If you call test without arguments, options will be initialized with an empty object.

The Logical OR || operator will return its second operand if the first one is falsy.

Falsy values are: 0, null, undefined, the empty string (""), NaN, and of course false.

ES6 UPDATE: Now, we have real default parameter values in the language since ES6.

function test (options = {}) {
  //...
}

If you call the function with no arguments, or if it's called explicitly with the value undefined, the options argument will take the default value. Unlike the || operator example, other falsy values will not cause the use of the default value.


It's the default-pattern..

What you have in your snippet is the most common way to implement the default-pattern, it will return the value of the first operand that yields a true value when converted to boolean.

var some_data   = undefined;
var some_obj_1  = undefined;
var some_obj_2  = {foo: 123};

var str = some_data || "default";
var obj = some_obj1 || some_obj2  || {};

/* str == "default", obj == {foo: 123} */

the above is basically equivalent to doing the following more verbose alternative

var str = undefined;
var obj = undefined;

if (some_data) str = some_data;
else           str = "default";

if      (some_obj1) obj = some_obj1;
else if (some_obj2) obj = some_obj2;
else                obj = {};

examples of values yield by the logical OR operator:

1         || 3         -> 1
0         || 3         -> 3
undefined || 3         -> 3
NaN       || 3         -> 3
""        || "default" -> "default"
undefined || undefined -> undefined
false     || true      -> true
true      || false     -> true
null      || "test"    -> "test"
undefined || {}        -> {}
{}        || true      -> {}

null || false     || {} -> {}
0    || "!!"      || 9  -> "!!"

As you can see, if no match is found the value of the last operand is yield.


When is this useful?

There are several cases, though the most popular one is to set the default value of function arguments, as in the below:

function do_something (some_value) {
  some_value = some_value || "hello world";

  console.log ("saying: " + some_value);
}

...

do_something ("how ya doin'?");
do_something ();

saying: how ya doin'?
saying: hello world

Notes

This is notably one of the differences that javascript have compared to many other popular programming languages.

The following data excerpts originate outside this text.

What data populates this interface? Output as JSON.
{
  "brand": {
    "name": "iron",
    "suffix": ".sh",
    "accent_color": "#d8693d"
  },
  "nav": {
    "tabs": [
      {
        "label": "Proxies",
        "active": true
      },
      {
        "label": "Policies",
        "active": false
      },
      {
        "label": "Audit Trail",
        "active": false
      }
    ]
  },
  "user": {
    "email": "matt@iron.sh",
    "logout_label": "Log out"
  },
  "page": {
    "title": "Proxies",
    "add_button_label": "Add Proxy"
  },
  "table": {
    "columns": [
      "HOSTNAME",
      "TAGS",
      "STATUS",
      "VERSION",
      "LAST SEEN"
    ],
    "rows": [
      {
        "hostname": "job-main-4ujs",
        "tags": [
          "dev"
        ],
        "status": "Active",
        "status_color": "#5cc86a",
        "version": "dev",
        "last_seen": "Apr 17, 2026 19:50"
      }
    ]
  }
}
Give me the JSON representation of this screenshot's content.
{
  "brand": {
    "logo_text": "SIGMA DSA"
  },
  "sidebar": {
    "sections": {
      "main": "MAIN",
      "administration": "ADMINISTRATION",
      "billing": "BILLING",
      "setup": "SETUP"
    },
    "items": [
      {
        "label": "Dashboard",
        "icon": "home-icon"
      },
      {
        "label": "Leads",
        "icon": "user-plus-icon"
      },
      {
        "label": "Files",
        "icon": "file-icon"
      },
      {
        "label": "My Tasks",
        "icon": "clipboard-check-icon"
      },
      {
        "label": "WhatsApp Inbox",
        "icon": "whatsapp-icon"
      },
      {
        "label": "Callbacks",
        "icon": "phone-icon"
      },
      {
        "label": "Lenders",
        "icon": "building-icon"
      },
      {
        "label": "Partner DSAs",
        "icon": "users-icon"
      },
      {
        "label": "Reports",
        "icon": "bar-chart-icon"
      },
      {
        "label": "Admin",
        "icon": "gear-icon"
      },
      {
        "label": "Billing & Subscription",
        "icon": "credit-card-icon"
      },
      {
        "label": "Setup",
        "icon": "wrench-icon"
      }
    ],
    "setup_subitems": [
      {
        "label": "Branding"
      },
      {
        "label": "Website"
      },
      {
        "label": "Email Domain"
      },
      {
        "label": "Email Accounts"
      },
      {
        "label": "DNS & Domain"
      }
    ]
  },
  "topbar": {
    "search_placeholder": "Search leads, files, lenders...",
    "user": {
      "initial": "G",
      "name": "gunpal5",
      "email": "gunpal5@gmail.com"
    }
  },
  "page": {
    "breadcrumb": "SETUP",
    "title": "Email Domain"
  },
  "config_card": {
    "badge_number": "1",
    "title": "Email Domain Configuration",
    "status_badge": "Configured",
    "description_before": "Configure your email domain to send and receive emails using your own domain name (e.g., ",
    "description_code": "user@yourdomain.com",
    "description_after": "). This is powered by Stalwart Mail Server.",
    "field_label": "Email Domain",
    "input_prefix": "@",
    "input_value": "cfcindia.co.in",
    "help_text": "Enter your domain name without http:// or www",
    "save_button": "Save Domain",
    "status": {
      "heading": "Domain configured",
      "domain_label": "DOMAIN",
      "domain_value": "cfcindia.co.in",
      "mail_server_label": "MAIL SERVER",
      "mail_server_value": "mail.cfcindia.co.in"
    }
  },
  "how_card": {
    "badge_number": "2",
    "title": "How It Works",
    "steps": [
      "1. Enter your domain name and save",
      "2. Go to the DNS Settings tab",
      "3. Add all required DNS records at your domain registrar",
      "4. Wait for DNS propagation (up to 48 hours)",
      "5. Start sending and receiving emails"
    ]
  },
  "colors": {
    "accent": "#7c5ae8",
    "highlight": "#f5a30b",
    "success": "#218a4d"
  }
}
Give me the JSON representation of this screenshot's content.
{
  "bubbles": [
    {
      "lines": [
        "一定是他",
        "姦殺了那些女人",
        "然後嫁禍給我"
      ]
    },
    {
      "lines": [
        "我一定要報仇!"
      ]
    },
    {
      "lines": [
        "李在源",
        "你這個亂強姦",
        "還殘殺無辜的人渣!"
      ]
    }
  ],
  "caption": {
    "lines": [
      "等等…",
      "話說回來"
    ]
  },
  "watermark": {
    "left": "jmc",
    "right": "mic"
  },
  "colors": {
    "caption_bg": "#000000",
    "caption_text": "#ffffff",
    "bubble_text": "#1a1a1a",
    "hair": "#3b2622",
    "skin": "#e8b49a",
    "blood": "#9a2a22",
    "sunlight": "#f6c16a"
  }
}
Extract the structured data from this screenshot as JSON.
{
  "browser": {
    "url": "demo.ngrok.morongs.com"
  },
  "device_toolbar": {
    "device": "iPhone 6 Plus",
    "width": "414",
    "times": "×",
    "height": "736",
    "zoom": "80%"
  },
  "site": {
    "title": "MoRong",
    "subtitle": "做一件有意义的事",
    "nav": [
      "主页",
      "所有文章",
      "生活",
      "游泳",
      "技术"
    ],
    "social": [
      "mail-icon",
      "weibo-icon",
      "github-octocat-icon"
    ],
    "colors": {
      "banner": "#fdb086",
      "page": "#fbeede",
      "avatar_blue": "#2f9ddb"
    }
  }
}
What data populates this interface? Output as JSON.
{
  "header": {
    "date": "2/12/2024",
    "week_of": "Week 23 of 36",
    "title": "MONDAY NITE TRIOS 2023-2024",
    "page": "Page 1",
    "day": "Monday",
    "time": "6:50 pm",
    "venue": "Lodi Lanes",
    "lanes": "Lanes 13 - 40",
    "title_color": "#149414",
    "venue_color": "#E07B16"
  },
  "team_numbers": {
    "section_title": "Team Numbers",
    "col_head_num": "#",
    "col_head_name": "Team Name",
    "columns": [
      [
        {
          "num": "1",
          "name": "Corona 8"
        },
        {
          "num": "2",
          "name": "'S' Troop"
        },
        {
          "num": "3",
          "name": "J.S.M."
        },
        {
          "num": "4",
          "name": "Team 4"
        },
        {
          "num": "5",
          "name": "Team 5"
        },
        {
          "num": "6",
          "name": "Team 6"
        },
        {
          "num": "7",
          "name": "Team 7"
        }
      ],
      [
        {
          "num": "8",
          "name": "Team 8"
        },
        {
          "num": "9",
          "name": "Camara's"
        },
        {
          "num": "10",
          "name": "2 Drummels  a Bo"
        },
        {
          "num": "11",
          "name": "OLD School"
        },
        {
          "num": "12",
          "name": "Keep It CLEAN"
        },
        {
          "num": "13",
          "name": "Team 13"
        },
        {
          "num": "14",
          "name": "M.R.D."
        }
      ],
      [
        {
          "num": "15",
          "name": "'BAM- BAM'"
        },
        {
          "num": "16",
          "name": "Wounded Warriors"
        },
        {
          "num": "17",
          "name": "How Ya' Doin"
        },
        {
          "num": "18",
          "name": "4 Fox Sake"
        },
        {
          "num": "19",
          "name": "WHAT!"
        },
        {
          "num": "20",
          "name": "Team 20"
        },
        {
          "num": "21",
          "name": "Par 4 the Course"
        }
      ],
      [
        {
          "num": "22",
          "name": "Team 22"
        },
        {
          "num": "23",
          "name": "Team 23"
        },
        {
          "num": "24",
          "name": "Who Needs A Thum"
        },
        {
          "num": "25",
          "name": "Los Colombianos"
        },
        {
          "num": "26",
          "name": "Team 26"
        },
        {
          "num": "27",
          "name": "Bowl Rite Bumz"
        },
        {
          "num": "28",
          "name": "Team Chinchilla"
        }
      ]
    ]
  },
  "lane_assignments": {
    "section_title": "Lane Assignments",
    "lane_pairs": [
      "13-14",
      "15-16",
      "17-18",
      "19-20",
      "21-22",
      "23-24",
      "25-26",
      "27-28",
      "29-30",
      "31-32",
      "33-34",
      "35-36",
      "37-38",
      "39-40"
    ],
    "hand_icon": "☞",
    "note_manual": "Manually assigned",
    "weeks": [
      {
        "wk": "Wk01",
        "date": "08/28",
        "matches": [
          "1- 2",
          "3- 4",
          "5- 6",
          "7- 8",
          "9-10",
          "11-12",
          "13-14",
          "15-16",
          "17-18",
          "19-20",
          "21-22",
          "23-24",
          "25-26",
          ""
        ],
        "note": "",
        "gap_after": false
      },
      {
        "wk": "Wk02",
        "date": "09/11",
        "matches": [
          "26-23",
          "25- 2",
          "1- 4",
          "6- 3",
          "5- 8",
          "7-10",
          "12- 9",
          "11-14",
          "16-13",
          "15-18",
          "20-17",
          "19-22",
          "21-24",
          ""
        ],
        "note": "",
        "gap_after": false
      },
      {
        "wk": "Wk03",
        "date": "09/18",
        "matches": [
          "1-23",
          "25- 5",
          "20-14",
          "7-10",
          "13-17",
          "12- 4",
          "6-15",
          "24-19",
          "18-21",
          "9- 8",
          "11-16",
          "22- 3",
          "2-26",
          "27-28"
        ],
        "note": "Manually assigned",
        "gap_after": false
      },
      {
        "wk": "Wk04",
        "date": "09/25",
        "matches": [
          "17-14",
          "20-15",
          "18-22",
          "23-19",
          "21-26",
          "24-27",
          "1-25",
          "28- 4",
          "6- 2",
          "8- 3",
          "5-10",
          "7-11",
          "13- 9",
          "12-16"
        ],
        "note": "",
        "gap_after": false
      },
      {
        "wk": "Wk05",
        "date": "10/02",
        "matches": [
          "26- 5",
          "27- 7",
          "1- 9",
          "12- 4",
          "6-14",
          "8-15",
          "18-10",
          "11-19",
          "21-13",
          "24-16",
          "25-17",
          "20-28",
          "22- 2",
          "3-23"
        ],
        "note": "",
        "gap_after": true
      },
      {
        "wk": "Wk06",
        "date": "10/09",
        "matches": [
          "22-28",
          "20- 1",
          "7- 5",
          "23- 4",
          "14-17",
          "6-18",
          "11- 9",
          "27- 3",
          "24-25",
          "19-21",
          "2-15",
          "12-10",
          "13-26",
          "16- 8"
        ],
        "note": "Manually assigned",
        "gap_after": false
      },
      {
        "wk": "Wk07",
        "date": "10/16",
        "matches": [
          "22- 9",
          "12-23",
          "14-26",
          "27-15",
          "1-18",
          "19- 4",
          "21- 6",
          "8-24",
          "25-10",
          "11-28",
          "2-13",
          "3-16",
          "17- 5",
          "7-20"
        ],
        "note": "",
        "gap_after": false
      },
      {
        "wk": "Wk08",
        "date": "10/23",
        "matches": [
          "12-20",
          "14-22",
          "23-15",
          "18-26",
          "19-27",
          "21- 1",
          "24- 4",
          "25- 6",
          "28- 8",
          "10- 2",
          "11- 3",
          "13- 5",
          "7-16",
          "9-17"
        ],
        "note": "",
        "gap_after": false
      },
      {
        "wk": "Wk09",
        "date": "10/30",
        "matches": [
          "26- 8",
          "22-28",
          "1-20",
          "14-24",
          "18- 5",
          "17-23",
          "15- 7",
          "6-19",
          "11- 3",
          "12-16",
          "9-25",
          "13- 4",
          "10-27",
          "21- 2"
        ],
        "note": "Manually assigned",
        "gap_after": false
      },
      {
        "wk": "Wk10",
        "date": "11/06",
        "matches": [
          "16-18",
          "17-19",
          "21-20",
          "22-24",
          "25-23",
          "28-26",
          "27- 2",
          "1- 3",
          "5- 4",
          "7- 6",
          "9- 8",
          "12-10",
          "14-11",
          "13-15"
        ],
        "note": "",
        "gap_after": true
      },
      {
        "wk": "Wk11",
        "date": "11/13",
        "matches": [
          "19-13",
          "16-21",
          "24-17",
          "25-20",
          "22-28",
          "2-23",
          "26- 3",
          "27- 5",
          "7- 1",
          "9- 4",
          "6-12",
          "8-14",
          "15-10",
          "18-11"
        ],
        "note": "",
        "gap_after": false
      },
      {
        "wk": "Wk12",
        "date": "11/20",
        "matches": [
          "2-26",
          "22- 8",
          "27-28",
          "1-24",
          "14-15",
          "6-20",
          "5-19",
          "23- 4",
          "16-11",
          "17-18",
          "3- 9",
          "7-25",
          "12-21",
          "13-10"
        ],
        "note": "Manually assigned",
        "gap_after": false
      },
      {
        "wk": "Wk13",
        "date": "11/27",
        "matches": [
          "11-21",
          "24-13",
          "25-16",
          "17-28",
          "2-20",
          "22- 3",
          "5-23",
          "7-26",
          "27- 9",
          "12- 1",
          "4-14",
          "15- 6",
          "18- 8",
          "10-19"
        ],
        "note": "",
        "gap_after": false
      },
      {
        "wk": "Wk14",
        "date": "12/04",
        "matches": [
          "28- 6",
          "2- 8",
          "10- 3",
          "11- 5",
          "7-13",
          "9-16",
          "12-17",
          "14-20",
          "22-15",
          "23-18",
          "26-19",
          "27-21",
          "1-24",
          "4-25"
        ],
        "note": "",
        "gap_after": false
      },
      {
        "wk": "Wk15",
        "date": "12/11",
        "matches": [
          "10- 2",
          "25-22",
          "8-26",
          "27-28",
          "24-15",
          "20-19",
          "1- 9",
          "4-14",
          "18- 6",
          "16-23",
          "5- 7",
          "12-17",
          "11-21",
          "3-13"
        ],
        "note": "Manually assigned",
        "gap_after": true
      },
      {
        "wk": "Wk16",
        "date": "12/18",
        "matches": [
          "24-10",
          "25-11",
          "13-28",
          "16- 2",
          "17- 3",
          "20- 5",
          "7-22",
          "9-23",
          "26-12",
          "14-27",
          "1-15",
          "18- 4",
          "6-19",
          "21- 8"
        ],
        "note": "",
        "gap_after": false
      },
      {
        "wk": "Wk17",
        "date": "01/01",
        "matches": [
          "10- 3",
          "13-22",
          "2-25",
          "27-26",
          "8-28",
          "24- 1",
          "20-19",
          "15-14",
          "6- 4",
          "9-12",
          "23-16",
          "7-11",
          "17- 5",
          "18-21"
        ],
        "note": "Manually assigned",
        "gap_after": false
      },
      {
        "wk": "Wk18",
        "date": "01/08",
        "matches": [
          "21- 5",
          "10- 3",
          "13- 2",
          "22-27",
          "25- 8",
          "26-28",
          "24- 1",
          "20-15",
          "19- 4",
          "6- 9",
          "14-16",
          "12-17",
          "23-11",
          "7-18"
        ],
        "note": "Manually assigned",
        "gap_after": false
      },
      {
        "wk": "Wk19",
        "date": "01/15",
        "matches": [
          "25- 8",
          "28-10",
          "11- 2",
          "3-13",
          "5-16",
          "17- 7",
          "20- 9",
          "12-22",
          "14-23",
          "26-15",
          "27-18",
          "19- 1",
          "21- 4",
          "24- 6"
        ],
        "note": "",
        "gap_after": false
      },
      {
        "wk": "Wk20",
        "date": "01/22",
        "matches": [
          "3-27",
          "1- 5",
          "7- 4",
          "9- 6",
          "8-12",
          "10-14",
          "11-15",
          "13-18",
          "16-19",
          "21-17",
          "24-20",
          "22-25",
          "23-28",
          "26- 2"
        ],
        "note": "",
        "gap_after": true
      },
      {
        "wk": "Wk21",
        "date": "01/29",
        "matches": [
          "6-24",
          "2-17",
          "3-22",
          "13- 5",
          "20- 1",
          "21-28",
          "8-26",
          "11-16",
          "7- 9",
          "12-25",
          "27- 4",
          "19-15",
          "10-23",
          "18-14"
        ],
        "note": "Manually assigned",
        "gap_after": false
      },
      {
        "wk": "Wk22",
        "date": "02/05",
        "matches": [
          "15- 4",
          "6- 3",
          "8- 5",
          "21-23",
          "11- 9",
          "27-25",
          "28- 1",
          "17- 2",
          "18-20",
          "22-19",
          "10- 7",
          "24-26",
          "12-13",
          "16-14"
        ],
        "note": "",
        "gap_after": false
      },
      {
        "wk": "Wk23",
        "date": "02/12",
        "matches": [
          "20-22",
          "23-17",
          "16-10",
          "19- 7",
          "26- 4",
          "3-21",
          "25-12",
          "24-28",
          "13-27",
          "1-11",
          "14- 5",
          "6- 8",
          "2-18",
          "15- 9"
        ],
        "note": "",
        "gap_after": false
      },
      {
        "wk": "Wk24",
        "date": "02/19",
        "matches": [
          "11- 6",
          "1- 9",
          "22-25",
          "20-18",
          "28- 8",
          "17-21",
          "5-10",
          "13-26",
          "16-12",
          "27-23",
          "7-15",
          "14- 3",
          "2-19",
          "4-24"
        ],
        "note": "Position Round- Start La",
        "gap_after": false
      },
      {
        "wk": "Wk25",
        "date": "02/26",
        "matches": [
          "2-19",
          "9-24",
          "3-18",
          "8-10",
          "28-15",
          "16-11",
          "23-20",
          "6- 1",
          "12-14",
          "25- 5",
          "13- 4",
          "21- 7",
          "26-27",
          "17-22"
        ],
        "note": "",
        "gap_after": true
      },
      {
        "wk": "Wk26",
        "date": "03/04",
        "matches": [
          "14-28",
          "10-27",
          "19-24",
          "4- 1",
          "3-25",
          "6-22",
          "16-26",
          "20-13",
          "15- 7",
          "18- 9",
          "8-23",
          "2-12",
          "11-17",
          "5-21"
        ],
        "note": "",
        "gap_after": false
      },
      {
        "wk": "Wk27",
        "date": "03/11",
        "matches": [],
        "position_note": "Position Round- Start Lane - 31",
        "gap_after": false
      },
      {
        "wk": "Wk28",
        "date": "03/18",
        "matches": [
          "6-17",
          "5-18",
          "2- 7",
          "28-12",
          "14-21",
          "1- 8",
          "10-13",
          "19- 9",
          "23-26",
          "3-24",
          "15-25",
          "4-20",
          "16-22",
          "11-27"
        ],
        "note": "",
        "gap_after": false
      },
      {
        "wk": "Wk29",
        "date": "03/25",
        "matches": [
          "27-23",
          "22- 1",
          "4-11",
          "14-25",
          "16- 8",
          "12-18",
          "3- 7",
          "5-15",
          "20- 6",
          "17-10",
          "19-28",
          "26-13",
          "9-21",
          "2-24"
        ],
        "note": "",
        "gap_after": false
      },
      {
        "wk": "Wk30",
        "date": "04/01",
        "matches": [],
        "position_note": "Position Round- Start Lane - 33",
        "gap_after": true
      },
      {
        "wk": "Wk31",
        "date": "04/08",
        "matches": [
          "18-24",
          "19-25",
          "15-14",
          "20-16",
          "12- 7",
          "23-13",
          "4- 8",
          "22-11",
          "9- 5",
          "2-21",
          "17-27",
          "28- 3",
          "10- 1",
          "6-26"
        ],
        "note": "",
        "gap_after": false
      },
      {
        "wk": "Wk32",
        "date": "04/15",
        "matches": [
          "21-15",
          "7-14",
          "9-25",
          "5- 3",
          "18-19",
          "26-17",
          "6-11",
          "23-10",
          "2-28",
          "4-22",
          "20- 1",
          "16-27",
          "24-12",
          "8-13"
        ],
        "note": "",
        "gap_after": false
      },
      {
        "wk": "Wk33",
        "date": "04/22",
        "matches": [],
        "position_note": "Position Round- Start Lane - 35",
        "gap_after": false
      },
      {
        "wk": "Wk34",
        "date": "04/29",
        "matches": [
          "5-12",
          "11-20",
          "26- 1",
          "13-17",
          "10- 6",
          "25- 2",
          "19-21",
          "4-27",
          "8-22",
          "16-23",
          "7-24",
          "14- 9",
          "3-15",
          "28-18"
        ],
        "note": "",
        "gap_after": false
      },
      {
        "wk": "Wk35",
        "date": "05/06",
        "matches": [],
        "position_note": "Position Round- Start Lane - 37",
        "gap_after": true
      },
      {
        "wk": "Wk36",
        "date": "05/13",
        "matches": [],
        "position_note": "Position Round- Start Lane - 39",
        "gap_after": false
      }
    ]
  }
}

The operator || doesn't implicitly yield a boolean value but it keeps the operand types and yield the first one that will evaluate to true in a boolean expression.

Many programmers coming from languages where this isn't the case (C, C++, PHP, Python, etc, etc) find this rather confusing at first, and of course there is always the opposite; people coming from javascript (perl, etc) wonders why this feature isn't implemented elsewhere.


Yes. The sample is equivalent to this:

if (options) {
    options = options;
} else {
    options = {};
}

The OR operator (||) will short-circuit and return the first truthy value.


Yes, that's exactly what it does.


Found another variation of this:

options || (options = {});

Seems to do the same trick.